Super majorities revisited

Some state propositions are no-brainers. Prop. 39, for example. After reading several criticisms of the proposition, which would lower the votes needed to win bond elections from two-thirds to 55 percent, I still need an explanation from the critics. What makes a two-third's requirement to pass bond issues fair? When it comes to school bonds, why is my selfish, self-centered, narrow-minded "No" vote worth two of your civic-minded, goodhearted "Yes" votes? Why should my "No" vote count as two against your single "Yes" vote? It makes no sense to me.

I can make just as much sense out of a three-fourths, or an 85 % threshold to pass bond issues. How about 9 out of 10?

I realize not everyone is a property owner, but this is supposedly a democracy, where each person over 17 has an equal voice if he or she chooses to exercise it. Should return to the early days of the republic, and allow only landowners to vote? The vote might even be weighted, with large landowners given more votes than small landowners.

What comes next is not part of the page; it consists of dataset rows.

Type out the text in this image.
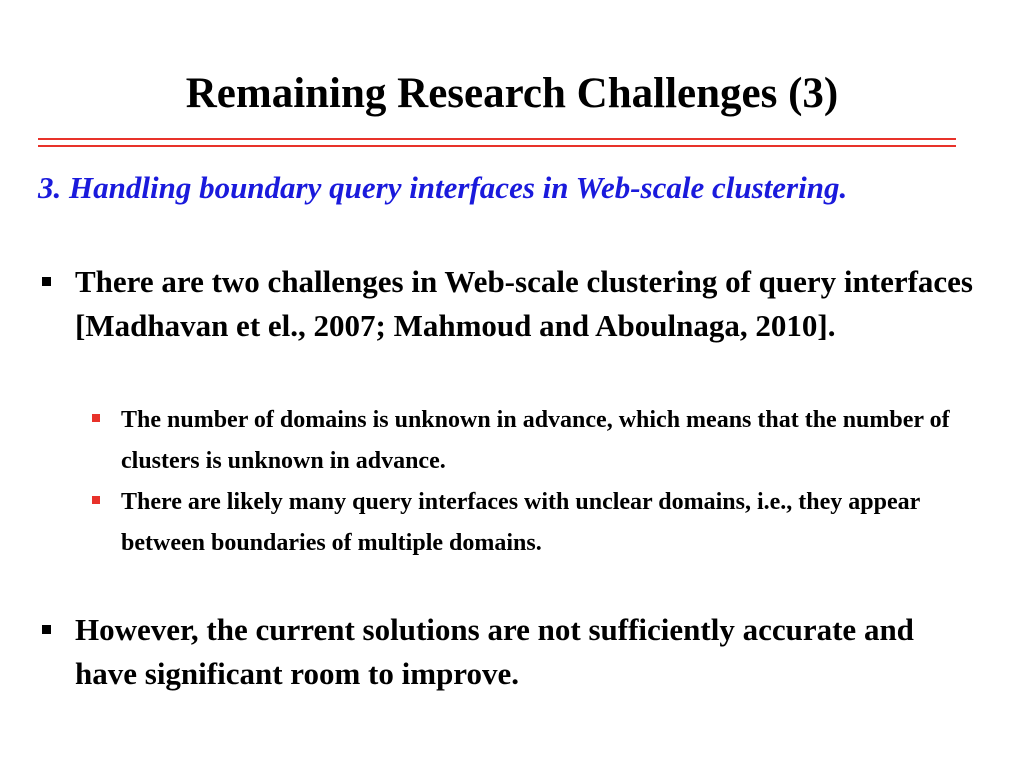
Remaining Research Challenges (3)

3. Handling boundary query interfaces in Web-scale clustering.

There are two challenges in Web-scale clustering of query interfaces [Madhavan et el., 2007; Mahmoud and Aboulnaga, 2010].
The number of domains is unknown in advance, which means that the number of clusters is unknown in advance.
There are likely many query interfaces with unclear domains, i.e., they appear between boundaries of multiple domains.
However, the current solutions are not sufficiently accurate and have significant room to improve.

I was the person who actually caused one of San Mateo county's few elections by land owners to happen. In 1969 I naively decided to run for public office. My time was limited, however. I looked around for the smallest, most insignificant public office that existed, and decided on the San Mateo County Soil Conservation District, now the Resource Conservation District. It was a 30 year old district which had never undergone an election since its founding in 1939. Then I discovered I lived 40 feet outside the district. I advertised for a square inch of land within the district, but that didn't work, so I persuaded two friends to run instead. Instead of registered voters, only landowners voted. A husband and wife with a substandard lot had two votes. A bachelor farmer with 4000 acres would have had one vote. Absentees weren't permitted, but proxies were OK. I voted 9 proxies, if I remember right. A 16 year old boy voted several. Turnout was about five percent, with some voters who lived outside of Pacifica furious they hadn't been told what this election was all about.

Announcements of the election were sent all over the world. San Mateo County property is owned by people in Greece, China, Italy, France, etc. Name a country. Someone there owns land in this county. Would you require U.S. citizenship to vote in a local property owner's election?

To avoid having anyone except land owners decide property taxes, you must disqualify renters, the poor, students, the homeless, perhaps even landowners who don't have their own staff of gardeners. We can't let riff-raff vote on such matters. They don't count. Only people with either accumulated wealth or wealthy ancestors should be permitted to take part in the electoral process. (That's not my idea. It is the implicit attitude of people who demand a two-thirds vote to pass a bond issue.)

Prop. 39 is less unfair. It still requires a super majority, 11 ayes for every nine noes. But it doesn't tell the 65 percent of the voters who participated in one school bond election I remember that their Yes votes weren't good enough, and that the 35 percent who voted No would prevail.